张豹似乎早料到他们的反应,语速极快地说道:“小的深知皇甫将军与相国作对,实乃螳臂当车,逆天而行。相国天命所归,威加海内,小的久仰之至,今日冒死救出两位将军,只盼他日能追随相国,搏个前程!还望两位将军念在今日微功,能为小的引荐一二!”
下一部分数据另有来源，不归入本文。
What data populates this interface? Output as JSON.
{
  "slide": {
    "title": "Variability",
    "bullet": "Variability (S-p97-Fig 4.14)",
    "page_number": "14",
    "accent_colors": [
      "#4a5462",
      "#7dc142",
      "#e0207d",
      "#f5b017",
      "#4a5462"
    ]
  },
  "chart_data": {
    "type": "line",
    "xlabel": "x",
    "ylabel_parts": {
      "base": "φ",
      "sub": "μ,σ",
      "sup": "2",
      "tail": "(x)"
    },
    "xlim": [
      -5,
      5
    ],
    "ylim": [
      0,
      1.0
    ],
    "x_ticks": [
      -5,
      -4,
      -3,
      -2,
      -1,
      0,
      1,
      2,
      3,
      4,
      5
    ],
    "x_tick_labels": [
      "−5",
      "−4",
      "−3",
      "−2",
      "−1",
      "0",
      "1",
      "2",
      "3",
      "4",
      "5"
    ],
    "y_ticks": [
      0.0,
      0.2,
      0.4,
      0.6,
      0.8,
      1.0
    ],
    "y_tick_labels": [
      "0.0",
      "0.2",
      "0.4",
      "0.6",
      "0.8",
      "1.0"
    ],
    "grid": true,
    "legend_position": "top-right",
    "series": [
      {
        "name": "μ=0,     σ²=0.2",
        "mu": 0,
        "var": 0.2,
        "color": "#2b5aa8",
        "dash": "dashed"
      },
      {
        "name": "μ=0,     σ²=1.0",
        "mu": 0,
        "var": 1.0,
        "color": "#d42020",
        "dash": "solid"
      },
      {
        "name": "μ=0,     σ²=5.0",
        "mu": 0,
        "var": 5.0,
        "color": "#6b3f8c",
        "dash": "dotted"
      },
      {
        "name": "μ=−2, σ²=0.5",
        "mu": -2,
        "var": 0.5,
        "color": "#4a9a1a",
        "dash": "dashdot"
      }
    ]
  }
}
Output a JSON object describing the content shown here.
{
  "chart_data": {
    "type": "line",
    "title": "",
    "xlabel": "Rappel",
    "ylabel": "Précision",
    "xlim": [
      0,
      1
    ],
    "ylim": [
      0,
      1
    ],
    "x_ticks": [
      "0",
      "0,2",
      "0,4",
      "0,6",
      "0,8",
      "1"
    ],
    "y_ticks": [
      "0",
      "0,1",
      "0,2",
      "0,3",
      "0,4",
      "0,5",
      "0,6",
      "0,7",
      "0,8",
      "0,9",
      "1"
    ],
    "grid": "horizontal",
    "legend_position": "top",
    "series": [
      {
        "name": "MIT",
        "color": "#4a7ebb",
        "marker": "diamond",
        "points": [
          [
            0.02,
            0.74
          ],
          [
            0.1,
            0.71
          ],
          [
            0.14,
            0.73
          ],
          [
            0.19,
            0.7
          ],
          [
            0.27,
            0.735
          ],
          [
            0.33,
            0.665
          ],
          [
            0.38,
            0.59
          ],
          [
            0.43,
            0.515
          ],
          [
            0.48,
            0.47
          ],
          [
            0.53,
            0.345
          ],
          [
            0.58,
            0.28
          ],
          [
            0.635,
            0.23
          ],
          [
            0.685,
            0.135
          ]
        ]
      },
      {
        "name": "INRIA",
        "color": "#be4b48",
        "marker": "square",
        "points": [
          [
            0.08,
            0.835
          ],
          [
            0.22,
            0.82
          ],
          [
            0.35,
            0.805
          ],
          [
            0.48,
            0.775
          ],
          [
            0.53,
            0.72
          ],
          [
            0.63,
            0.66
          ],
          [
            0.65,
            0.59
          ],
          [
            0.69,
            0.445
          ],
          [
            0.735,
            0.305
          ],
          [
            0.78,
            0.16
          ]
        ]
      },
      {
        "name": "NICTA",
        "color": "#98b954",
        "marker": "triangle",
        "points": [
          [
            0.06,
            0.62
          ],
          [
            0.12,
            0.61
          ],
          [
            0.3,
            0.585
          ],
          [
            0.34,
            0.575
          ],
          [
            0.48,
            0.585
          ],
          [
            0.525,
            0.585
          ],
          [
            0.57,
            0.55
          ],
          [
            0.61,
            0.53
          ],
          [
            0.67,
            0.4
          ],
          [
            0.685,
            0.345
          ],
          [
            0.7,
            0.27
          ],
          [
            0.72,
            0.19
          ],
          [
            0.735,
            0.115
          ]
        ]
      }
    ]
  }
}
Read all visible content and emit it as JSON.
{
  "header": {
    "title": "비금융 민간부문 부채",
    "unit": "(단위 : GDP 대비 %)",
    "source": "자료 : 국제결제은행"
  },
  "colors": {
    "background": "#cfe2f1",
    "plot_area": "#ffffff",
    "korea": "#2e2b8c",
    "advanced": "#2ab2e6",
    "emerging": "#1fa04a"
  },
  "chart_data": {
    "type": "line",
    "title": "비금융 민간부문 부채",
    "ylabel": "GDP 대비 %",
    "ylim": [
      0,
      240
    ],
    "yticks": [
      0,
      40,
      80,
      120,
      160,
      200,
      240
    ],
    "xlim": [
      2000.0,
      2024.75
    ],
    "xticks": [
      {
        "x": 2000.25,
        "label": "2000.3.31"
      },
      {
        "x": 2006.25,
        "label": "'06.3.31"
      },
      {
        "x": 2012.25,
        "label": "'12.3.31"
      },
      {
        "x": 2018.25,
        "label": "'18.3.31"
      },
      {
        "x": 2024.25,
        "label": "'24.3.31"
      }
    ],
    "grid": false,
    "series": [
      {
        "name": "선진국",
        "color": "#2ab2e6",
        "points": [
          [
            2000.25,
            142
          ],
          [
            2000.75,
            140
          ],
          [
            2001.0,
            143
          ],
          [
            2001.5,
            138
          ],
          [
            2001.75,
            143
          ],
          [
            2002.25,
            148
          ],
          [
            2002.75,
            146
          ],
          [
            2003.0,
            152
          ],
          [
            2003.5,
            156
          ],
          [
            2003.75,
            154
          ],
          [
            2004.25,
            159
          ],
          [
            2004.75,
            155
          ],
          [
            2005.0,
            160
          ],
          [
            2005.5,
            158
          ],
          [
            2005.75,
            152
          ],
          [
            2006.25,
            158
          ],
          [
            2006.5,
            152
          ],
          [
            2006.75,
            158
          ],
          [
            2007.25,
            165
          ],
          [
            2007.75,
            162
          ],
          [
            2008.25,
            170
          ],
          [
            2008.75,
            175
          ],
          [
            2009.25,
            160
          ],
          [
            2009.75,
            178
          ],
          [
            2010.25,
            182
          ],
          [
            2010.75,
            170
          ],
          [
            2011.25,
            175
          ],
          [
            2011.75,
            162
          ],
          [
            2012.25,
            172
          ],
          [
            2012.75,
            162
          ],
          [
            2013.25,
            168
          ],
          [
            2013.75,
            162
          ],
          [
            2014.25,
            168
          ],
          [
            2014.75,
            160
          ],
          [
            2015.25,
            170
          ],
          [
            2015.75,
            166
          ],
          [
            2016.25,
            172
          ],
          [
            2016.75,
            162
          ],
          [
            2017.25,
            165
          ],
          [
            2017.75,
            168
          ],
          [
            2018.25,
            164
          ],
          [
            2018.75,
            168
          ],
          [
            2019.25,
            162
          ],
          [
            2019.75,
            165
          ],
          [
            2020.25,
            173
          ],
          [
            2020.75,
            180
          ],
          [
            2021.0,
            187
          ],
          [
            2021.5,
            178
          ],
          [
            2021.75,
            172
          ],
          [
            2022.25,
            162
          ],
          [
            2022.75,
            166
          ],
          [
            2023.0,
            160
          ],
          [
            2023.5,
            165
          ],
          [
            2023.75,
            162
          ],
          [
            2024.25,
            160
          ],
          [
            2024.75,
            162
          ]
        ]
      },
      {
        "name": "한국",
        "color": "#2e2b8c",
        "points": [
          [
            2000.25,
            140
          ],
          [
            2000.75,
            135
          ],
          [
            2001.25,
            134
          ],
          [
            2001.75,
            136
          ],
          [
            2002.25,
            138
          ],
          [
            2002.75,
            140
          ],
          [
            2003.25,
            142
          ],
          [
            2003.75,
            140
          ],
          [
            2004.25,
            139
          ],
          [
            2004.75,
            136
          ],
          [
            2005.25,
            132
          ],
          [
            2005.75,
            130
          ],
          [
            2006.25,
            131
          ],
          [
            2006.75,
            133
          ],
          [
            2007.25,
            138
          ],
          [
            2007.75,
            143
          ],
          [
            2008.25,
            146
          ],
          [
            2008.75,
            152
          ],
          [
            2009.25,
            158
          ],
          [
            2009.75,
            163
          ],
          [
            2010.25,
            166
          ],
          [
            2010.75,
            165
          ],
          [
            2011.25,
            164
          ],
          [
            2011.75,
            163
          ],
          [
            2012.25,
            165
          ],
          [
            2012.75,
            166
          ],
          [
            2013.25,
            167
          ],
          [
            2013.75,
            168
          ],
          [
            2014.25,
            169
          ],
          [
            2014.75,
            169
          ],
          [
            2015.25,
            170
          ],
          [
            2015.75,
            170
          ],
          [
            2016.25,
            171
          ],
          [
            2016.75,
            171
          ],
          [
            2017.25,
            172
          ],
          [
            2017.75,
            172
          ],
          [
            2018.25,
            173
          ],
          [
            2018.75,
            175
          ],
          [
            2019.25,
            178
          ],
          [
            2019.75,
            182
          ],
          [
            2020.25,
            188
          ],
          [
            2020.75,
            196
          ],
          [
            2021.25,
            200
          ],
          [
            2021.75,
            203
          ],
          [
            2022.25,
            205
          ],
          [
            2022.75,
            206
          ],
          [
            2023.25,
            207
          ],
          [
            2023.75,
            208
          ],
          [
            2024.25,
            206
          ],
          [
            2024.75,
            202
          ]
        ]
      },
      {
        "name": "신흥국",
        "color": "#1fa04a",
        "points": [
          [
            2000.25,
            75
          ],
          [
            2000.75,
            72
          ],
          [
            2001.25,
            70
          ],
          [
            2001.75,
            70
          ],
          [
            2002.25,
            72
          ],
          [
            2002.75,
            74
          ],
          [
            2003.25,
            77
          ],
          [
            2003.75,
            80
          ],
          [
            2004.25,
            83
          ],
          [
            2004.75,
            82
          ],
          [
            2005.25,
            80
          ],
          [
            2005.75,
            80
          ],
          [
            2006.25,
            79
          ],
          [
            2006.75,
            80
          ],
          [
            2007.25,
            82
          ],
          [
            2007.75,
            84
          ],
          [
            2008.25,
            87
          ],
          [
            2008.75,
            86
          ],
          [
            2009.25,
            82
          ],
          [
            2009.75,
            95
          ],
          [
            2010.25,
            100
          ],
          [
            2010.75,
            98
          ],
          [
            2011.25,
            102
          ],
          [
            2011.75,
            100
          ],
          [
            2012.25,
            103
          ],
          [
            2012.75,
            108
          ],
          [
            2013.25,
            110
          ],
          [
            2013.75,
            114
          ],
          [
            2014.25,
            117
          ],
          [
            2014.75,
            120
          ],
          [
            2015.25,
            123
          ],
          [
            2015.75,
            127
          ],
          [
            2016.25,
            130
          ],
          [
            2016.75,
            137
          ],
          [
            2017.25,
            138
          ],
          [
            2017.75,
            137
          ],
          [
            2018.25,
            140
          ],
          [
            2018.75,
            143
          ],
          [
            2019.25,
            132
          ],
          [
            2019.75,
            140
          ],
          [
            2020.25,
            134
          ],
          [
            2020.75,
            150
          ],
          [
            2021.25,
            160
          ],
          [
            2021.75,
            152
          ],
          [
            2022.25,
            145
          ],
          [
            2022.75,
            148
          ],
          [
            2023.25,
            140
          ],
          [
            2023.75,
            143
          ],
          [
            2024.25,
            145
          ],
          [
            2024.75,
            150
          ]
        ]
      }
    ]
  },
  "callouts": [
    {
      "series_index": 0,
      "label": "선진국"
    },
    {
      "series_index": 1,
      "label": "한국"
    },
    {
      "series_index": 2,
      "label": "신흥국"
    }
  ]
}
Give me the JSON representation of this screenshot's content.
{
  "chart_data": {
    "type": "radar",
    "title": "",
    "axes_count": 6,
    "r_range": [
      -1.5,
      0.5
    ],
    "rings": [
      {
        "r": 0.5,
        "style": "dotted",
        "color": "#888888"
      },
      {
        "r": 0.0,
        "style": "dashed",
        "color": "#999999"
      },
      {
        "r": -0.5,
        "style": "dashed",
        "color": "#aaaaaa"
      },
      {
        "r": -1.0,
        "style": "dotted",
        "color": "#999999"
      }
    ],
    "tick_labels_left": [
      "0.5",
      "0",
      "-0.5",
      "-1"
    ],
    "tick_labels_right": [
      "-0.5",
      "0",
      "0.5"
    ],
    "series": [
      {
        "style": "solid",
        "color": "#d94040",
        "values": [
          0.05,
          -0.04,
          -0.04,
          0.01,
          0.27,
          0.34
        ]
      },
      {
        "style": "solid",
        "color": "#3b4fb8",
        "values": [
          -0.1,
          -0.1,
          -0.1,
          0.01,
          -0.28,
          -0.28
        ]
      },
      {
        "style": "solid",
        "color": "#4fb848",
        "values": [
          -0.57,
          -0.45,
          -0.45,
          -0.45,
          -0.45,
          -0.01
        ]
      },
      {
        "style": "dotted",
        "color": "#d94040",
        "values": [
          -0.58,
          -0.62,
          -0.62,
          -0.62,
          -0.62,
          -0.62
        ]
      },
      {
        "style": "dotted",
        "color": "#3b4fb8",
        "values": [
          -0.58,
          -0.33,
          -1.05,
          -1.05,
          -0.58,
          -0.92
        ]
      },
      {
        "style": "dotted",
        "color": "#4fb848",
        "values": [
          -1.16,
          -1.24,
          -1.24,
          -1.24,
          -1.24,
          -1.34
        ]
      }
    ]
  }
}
李利和李暹愣了一下,随即互相对望一眼,眼中都露出了然与狂喜之色。
原来如此!竟是阵前倒戈,欲投明主!
在他们眼里,董卓便是天下第一的明主!
所有疑虑顿时烟消云散。在这绝望之境,还有什么比一个想要弃暗投明、并将他们视为晋身之阶的人更可信的呢?
“哈哈!好!好汉子!识时务者为俊杰!”李利激动得几乎要跳起来。
他拍着胸膛,兴奋的说道:“张豹!你放心!只要你能护得我二人周全,等返回长安,见到我叔父李傕将军,必定为你美言!不,何止美言,你便是首功一件!届时金银财帛、高官厚禄,绝少不了你的!”
李暹也连忙接口,“正是!似你这等壮士,正是相国所需!日后迎相国入主长安,你便是功臣!定然是高官得坐,骏马任骑!”
他们急于用最动听的许诺拴住这唯一的救命稻草,生怕张豹反悔。
张豹脸上适时露出感激与激动之色,再次深深一揖:“多谢两位将军!大恩不言谢!此地不宜久留,巡营兵士虽被暂时解决,但很快便会惊动大队人马!请两位将军速随我离开!”
“对!对!快走!”李利李暹这才恍然惊醒,求生的本能压倒了一切。两人在张豹的搀扶下,踉跄着冲出营帐。
帐外,几名巡营士兵倒在地上,不远处人声嘈杂,似乎有人正朝这边赶来,显然刚才的动静已经惊动了其他人。
张豹赶紧催促:“跟我来!速速离开!”
李利和李暹心脏狂跳,几乎要从嗓子眼里蹦出来。
张豹让部下让出两匹马,然后护送着李利和李暹速速逃离,没多久,身后便响起了喊杀声,“不好了,张豹反了,人被救走了!”
李利和李暹打马如飞,半点不敢停留,对张豹,自然是没有任何的怀疑。
张豹前脚刚离开,皇甫郦便带人出现了,那躺在地上的几名汉军士兵,也重新站了起来,至于身上的血迹,自然也是假的。